In mijn vorige artikel ging ik in op de drie inzichten waarmee je rekening moet houden bij het vormgeven en sturen van samenwerking rond maatschappelijke opgaves in ketens en netwerken. In dit artikel bespreek ik het vraagstuk over het sturen van de samenwerking in ketens en netwerken.
Deze samenwerking kent geen ‘one size fits all’ aanpak. Uit het eerder genoemde wetenschappelijk onderzoek kunnen 6 condities worden geformuleerd, waardoor sturing de samenwerking tussen organisaties in ketens en netwerken verbeterd:
1. Koppel de bestuurlijke ambitie met de ketendoelstelling
Een concrete vertaling van de bestuurlijke ambitie naar een ketendoelstelling zorgt voor verbinding van de bestuurder met hetgeen de keten voortbrengt. Het is daarbij van belang dit gezamenlijk met de ketenpartners (ambtelijk en bestuurlijk) te doen. Het werkt verbindend en het ontmoedigt de reflex van de bestuurder om de politieke opdracht leidend te maken voor het handelen in de keten.
2. Urgentie inspireert
Elkaar vinden in tijdelijke urgentie, ook al is deze ingegeven door financiële tekorten, is nodig om te blijven werken aan de afgesproken doelrealisatie.
3. Stuur én geef ruimte
Het maken van afspraken, die in het belang van de ketendoelstelling nodig zijn en de samenwerking kaderen, is slechts een kant van de medaille. De andere kant is de invulling van die ruimte aan de professionals over te laten. Loslaten hoort bij leidinggeven vanuit een horizontale oriëntatie.
4. Selecteer het management op bindend vermogen
Netwerkleiderschap gaat niet alleen om sturend vermogen, maar meer nog over bindend vermogen. Bij de bemensing van sleutelposities in de keten is het dan ook van belang nadrukkelijk te kijken naar de sociologische vermogens van kandidaten. Zoals bindend vermogen en oog voor relaties. Het ontwikkelvraagstuk van de ketens en netwerken richt zich niet op de inhoudelijke kennis van de partners, maar op het netwerk- c.q. ketenvaardig maken van bestuurders, management en medewerkers.
5. Voorkom informatiedisbalans
Zoals eerder gezegd, het maken en wegen van informatie kan de samenwerking maken of breken. De koppeling tussen de politiek bestuurlijke ambitie en de ketendoelstelling verbindt de ketenpartners. Het stimuleert het verzamelen, genereren en uitwisselen van informatie, die bruikbaar is in zowel het politieke besluitvormingsproces als in de operatie zelf. Informatie die beide doelen dient, voorkomt dat de bestuurder ingrijpt in het ketenproces (lees: bedrijfsvoering), wanneer hij of zij ontevreden is of onzeker is of de er in de uitvoering wel datgene plaatsvindt wat is afgesproken. Het voorkomt ook dat de energie uit de keten lekt vanwege het op detailniveau moeten ‘maken’ van informatie die vooral het doel van politieke besluitvorming dient en niet relevant is voor de uitvoering.

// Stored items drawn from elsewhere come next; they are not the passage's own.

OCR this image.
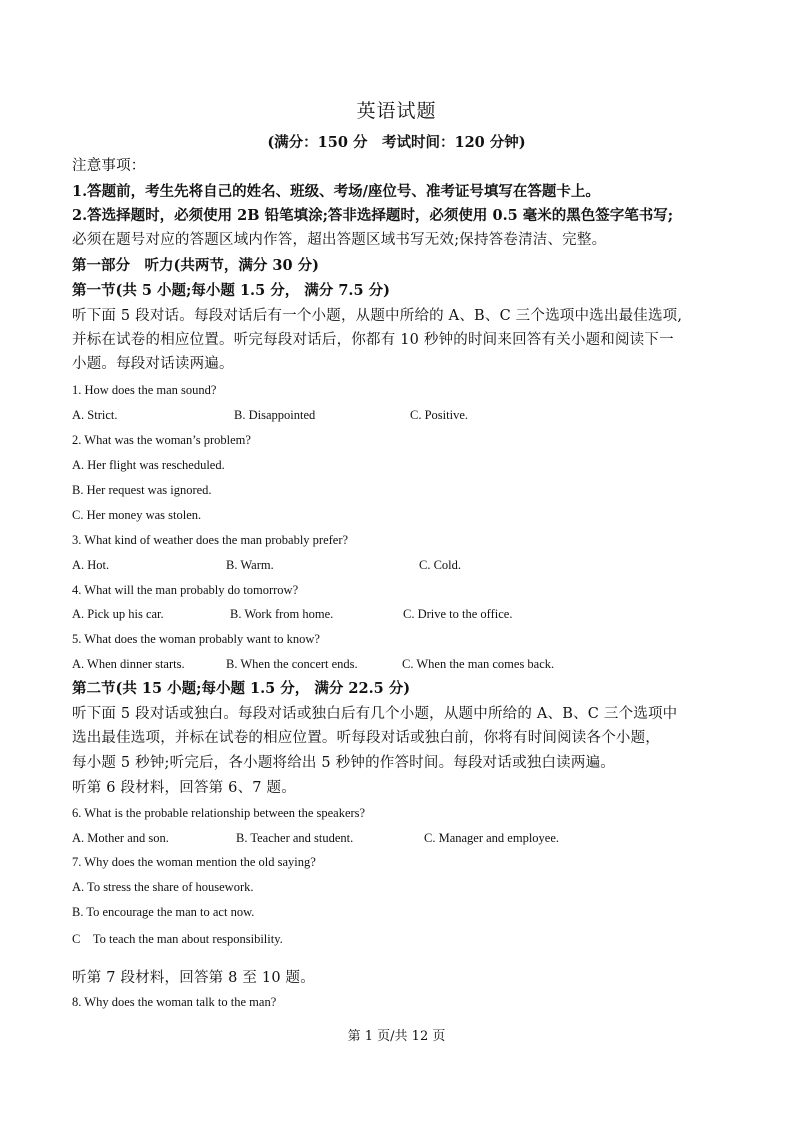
英语试题
(满分：150 分　考试时间：120 分钟)
注意事项：
1.答题前，考生先将自己的姓名、班级、考场/座位号、准考证号填写在答题卡上。
2.答选择题时，必须使用 2B 铅笔填涂;答非选择题时，必须使用 0.5 毫米的黑色签字笔书写;
必须在题号对应的答题区域内作答，超出答题区域书写无效;保持答卷清洁、完整。
第一部分　听力(共两节，满分 30 分)
第一节(共 5 小题;每小题 1.5 分， 满分 7.5 分)
听下面 5 段对话。每段对话后有一个小题，从题中所给的 A、B、C 三个选项中选出最佳选项,
并标在试卷的相应位置。听完每段对话后，你都有 10 秒钟的时间来回答有关小题和阅读下一
小题。每段对话读两遍。
1. How does the man sound?
A. Strict.	B. Disappointed	C. Positive.
2. What was the woman’s problem?
A. Her flight was rescheduled.
B. Her request was ignored.
C. Her money was stolen.
3. What kind of weather does the man probably prefer?
A. Hot.	B. Warm.	C. Cold.
4. What will the man probably do tomorrow?
A. Pick up his car.	B. Work from home.	C. Drive to the office.
5. What does the woman probably want to know?
A. When dinner starts.	B. When the concert ends.	C. When the man comes back.
第二节(共 15 小题;每小题 1.5 分， 满分 22.5 分)
听下面 5 段对话或独白。每段对话或独白后有几个小题，从题中所给的 A、B、C 三个选项中
选出最佳选项，并标在试卷的相应位置。听每段对话或独白前，你将有时间阅读各个小题，
每小题 5 秒钟;听完后，各小题将给出 5 秒钟的作答时间。每段对话或独白读两遍。
听第 6 段材料，回答第 6、7 题。
6. What is the probable relationship between the speakers?
A. Mother and son.	B. Teacher and student.	C. Manager and employee.
7. Why does the woman mention the old saying?
A. To stress the share of housework.
B. To encourage the man to act now.
C　To teach the man about responsibility.
听第 7 段材料，回答第 8 至 10 题。
8. Why does the woman talk to the man?
第 1 页/共 12 页
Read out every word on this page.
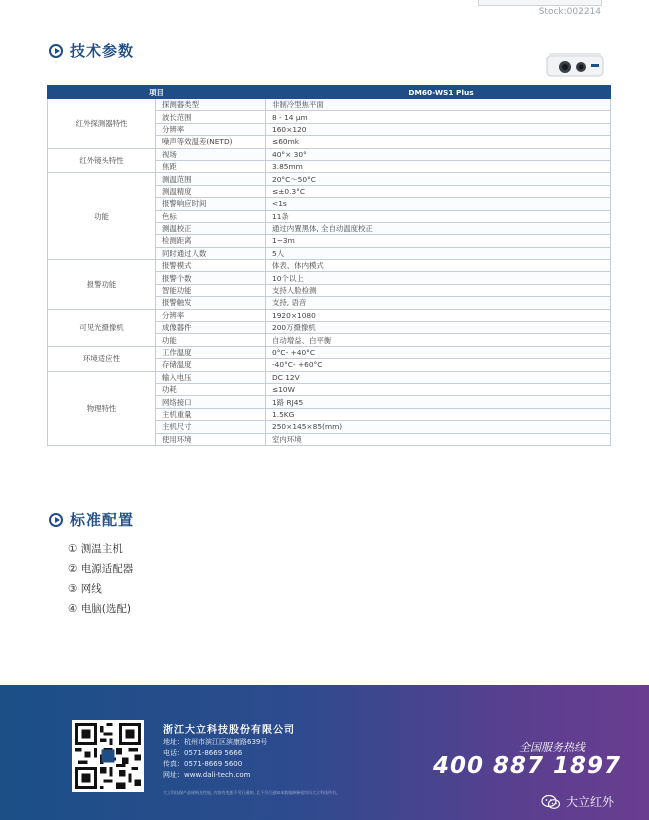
Stock:002214
技术参数
项目		DM60-WS1 Plus
红外探测器特性	探测器类型	非制冷型焦平面
	波长范围	8 - 14 μm
	分辨率	160×120
	噪声等效温差(NETD)	≤60mk
红外镜头特性	视场	40°× 30°
	焦距	3.85mm
功能	测温范围	20°C～50°C
	测温精度	≤±0.3°C
	报警响应时间	<1s
	色标	11条
	测温校正	通过内置黑体, 全自动温度校正
	检测距离	1~3m
	同时通过人数	5人
报警功能	报警模式	体表、体内模式
	报警个数	10个以上
	智能功能	支持人脸检测
	报警触发	支持, 语音
可见光摄像机	分辨率	1920×1080
	成像器件	200万摄像机
	功能	自动增益、白平衡
环境适应性	工作温度	0°C- +40°C
	存储温度	-40°C- +60°C
物理特性	输入电压	DC 12V
	功耗	≤10W
	网络接口	1路 RJ45
	主机重量	1.5KG
	主机尺寸	250×145×85(mm)
	使用环境	室内环境
标准配置
① 测温主机
② 电源适配器
③ 网线
④ 电脑(选配)
浙江大立科技股份有限公司
地址：杭州市滨江区滨康路639号
电话：0571-8669 5666
传真：0571-8669 5600
网址：www.dali-tech.com
大立科技保产品规格及性能, 内容有变恕不另行通知, 且不另行通知本数据修释权均归大立科技所有。
全国服务热线
400 887 1897
大立红外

6. Investeer in vertrouwen
Een open deur. Maar wel eentje die zo’n enorme impact heeft dat het toch weer genoemd moet worden. Wanneer er sprake is van onderling vertrouwen in de context van de ketendoelstelling, dan stimuleert dit de samenwerking. Vertrouwen richt zich op personen (kunnen we samen door één deur), dan wel op afspraken (hebben we werkbare afspraken gemaakt) in plaats van functie of positie. De monitor op de doelrealisatie en de informatie die in dit licht wordt ‘gemaakt’ weerspiegelt in die zin de mate van vertrouwen in elkaar. Werken aan vertrouwen voedt de informele sturing, die zich richt op de mens en gedrag en minder de formele sturing die gericht is op regels of beheersing.
Hoe het blijft werken
Dit artikel vormt een pleidooi voor bewust en gericht aandacht besteden aan de informele aspecten van sturing op samenwerking in ketens en netwerken. Waarbij er rekening wordt gehouden met het feit dat ketens die publieke dienstverlening voortbrengen een relatief nieuw fenomeen zijn.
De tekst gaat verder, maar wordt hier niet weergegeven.